Cytochrome P450 1A2 is the most important enzyme for hepatic metabolism of the metamizole metabolite 4‐methylaminoantipyrine

AIMS: Metamizole (dipyrone) is a prodrug not detectable in serum or urine after oral ingestion. The primary metabolite, 4‐methylaminoantipyrine (4‐MAA), can be N‐demethylated to 4‐aminoantipyrine (4‐AA) or oxidized to 4‐formylaminoantipyrine (4‐FAA) by cytochrome P450 (CYP)‐dependent reactions. We aimed to identify the CYPs involved in 4‐MAA metabolism and to quantify the effect of CYP inhibition on 4‐MAA metabolism. METHODS: We investigated the metabolism of 4‐MAA in vitro using CYP expressing supersomes and the pharmacokinetics of metamizole in the presence of CYP inhibitors in male subjects. RESULTS: The experiments in supersomes revealed CYP1A2 as the major CYP for 4‐MAA N‐demethylation and 4‐FAA formation with CYP2C19 and CYP2D6 contributing to N‐demethylation. In the clinical study, we investigated the influence of ciprofloxacin (CYP1A2 inhibitor), fluconazole (CYP2C19 inhibitor) and the combination ciprofloxacin/fluconazole on the pharmacokinetics of metamizole in n = 12 male subjects in a randomized, placebo‐controlled, double‐blind study. The geometric mean ratios for the area under the concentration–time curve of 4‐MAA after/before treatment were 1.17 (90% CI 1.09–1.25) for fluconazole, 1.51 (90% CI 1.42–1.60) for ciprofloxacin and 1.92 (90% CI 1.81–2.03) for ciprofloxacin/fluconazole.

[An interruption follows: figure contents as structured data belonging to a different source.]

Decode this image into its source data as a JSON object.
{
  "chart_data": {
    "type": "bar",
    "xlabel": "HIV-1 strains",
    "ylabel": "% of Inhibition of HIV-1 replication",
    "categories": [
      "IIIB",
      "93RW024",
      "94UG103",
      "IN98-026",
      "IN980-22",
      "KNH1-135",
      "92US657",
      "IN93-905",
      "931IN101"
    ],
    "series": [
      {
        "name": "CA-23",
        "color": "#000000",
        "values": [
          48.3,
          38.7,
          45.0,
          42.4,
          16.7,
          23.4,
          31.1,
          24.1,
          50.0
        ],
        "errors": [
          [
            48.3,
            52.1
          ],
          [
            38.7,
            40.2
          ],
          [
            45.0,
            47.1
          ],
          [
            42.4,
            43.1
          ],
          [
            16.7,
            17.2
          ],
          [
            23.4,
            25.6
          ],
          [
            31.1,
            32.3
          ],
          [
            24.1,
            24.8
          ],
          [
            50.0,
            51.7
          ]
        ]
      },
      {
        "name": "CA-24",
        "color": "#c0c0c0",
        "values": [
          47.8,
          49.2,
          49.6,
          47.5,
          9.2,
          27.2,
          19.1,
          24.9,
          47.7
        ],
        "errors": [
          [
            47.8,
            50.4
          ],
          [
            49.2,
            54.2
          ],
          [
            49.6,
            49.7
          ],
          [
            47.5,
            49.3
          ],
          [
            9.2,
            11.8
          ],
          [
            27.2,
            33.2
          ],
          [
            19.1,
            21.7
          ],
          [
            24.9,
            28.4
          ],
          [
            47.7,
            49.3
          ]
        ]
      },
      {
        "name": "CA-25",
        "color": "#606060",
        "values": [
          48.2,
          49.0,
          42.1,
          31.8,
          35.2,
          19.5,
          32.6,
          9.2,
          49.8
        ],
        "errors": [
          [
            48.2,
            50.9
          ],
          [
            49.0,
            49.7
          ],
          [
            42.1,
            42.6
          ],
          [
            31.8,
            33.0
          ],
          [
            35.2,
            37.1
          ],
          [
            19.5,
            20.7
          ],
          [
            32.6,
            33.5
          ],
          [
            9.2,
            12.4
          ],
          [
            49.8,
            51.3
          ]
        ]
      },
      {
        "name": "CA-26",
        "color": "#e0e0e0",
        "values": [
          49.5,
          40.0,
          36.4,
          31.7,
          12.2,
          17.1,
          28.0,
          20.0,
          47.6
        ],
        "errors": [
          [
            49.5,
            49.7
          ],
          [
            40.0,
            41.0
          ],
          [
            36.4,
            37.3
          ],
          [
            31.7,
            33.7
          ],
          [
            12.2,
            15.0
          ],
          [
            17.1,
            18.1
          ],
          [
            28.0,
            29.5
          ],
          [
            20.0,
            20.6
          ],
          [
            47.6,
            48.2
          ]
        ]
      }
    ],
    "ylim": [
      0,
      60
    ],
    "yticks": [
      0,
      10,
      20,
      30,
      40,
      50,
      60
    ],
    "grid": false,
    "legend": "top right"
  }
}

Fluconazole increased the half‐life of 4‐MAA from 3.22 hours by 0.47 hours (95% CI 0.13–0.81, P < .05), ciprofloxacin by 0.69 hours (95% CI 0.44–0.94, P < .001) and fluconazole/ciprofloxacin by 2.85 hours (95% CI 2.48–3.22, P < .001). CONCLUSION: CYP1A2 is the major CYP for the conversion of 4‐MAA to 4‐AA and 4‐FAA. The increase in 4‐MAA exposure by the inhibition of CYP1A2 and by the combination CYP1A2/CYP2C19 may be relevant for dose‐dependent adverse reactions of 4‐MAA.